Capital - 16ª vara de relações de consumo

Data de publicação27 Abril 2022
Gazette Issue3084
SeçãoCADERNO 2 - ENTRÂNCIA FINAL
PODER JUDICIÁRIO
TRIBUNAL DE JUSTIÇA DO ESTADO DA BAHIA
16ª VARA DE RELAÇÕES DE CONSUMO DA COMARCA DE SALVADOR
SENTENÇA

8122144-84.2021.8.05.0001 Procedimento Comum Cível
Jurisdição: Salvador - Região Metropolitana
Autor: Roberto Dos Santos Rodrigues
Advogado: Leonardo Rodrigues Pimentel (OAB:BA27067)
Advogado: Antonio Leonardo Souza Rosa (OAB:BA28166)
Reu: Banco Bmg Sa
Advogado: Fernando Moreira Drummond Teixeira (OAB:MG108112)
Advogado: Flavia Almeida Moura Di Latella (OAB:MG109730)

Sentença:

PODER JUDICIÁRIO DO ESTADO DA BAHIA
Comarca de Salvador
16ª Vara de Relações de Consumo

Rua do Tingui, s/n, Campo da Pólvora, Fórum Prof. Orlando Gomes - 3º andar, Nazaré - CEP 40040-380, Fone: 33206980, Salvador-BA

E-mail: salvador16vrconsumo@tjba.jus.br



Processo nº: 8122144-84.2021.8.05.0001

Classe - Assunto: PROCEDIMENTO COMUM CÍVEL (7) - [Defeito, nulidade ou anulação, Indenização por Dano Moral, Indenização por Dano Material]

AUTOR: ROBERTO DOS SANTOS RODRIGUES

REU: BANCO BMG SA



SENTENÇA



Vistos, etc.

Trata-se de ação anulatória de contrato de cartão de crédito com reserva de margem consignável, cumulada com pedido de indenização por dano moral e tutela antecipada, ajuizada por Roberto dos Santos Rodrigues, em face de Banco BMG S.A., alegando que é beneficiário da previdência social e foi surpreendido com desconto no valor de R$ 113,95 que, mesmo após anos, não foram interrompidos.
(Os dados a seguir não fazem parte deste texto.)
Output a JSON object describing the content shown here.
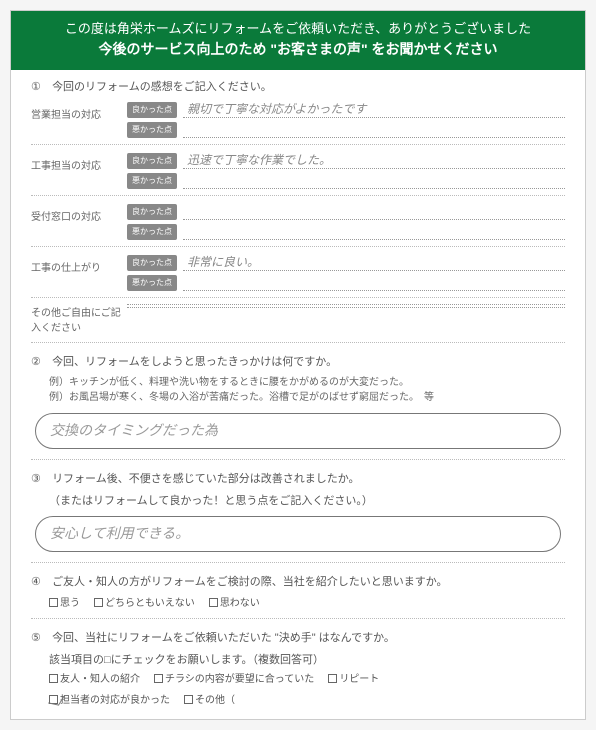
{
  "header": {
    "line1": "この度は角栄ホームズにリフォームをご依頼いただき、ありがとうございました",
    "line2": "今後のサービス向上のため \"お客さまの声\" をお聞かせください"
  },
  "q1": {
    "num": "①",
    "title": "今回のリフォームの感想をご記入ください。",
    "rows": [
      {
        "label": "営業担当の対応",
        "good": "親切で丁寧な対応がよかったです",
        "bad": ""
      },
      {
        "label": "工事担当の対応",
        "good": "迅速で丁寧な作業でした。",
        "bad": ""
      },
      {
        "label": "受付窓口の対応",
        "good": "",
        "bad": ""
      },
      {
        "label": "工事の仕上がり",
        "good": "非常に良い。",
        "bad": ""
      }
    ],
    "good_tag": "良かった点",
    "bad_tag": "悪かった点",
    "free_label": "その他ご自由にご記入ください"
  },
  "q2": {
    "num": "②",
    "title": "今回、リフォームをしようと思ったきっかけは何ですか。",
    "ex1": "例）キッチンが低く、料理や洗い物をするときに腰をかがめるのが大変だった。",
    "ex2": "例）お風呂場が寒く、冬場の入浴が苦痛だった。浴槽で足がのばせず窮屈だった。　等",
    "answer": "交換のタイミングだった為"
  },
  "q3": {
    "num": "③",
    "title": "リフォーム後、不便さを感じていた部分は改善されましたか。",
    "sub": "（またはリフォームして良かった！と思う点をご記入ください。）",
    "answer": "安心して利用できる。"
  },
  "q4": {
    "num": "④",
    "title": "ご友人・知人の方がリフォームをご検討の際、当社を紹介したいと思いますか。",
    "options": [
      "思う",
      "どちらともいえない",
      "思わない"
    ],
    "checked": []
  },
  "q5": {
    "num": "⑤",
    "title": "今回、当社にリフォームをご依頼いただいた \"決め手\" はなんですか。",
    "sub": "該当項目の□にチェックをお願いします。（複数回答可）",
    "options_row1": [
      "友人・知人の紹介",
      "チラシの内容が要望に合っていた",
      "リピート"
    ],
    "options_row2": [
      "担当者の対応が良かった",
      "その他（"
    ],
    "checked": [
      "担当者の対応が良かった"
    ]
  }
}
Aduz que nunca teve a intenção de realizar contrato de reserva de margem consignável (RMC) no cartão de crédito com o Acionado, tendo acreditado que havia realizado um empréstimo consignado tradicional.
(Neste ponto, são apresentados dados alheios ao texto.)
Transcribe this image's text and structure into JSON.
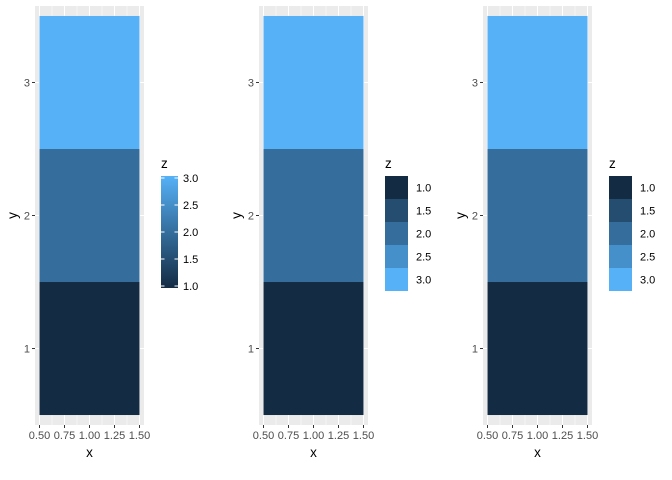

Salienta que, o que se discute na presente demanda não é a veracidade do contrato, cujo desconto foi iniciado em 17/02/2017, mas sim a existência de vício de consentimento em razão do dolo e, por isso, a contratação seria fraudulenta.

Diante do exposto, a Autora requer a concessão de medida antecipatória de tutela, a fim de compelir o Acionado para que ocorra suspensão imediata dos descontos mensais do valor de R$ 113,95, sob pena de multa diária, no mérito, além da confirmação desta medida, requerer a restituição em dobro de todos os valores que somam o montante de R$ 6.267,25, inclusive as vencidas/debitadas no curso do processo e de indenização a título de dano moral, no valor de R$20.000,00.

Carreou documentos – Id 152410957, 152410959, 152410960, 152410962, 152410963 e 152410964.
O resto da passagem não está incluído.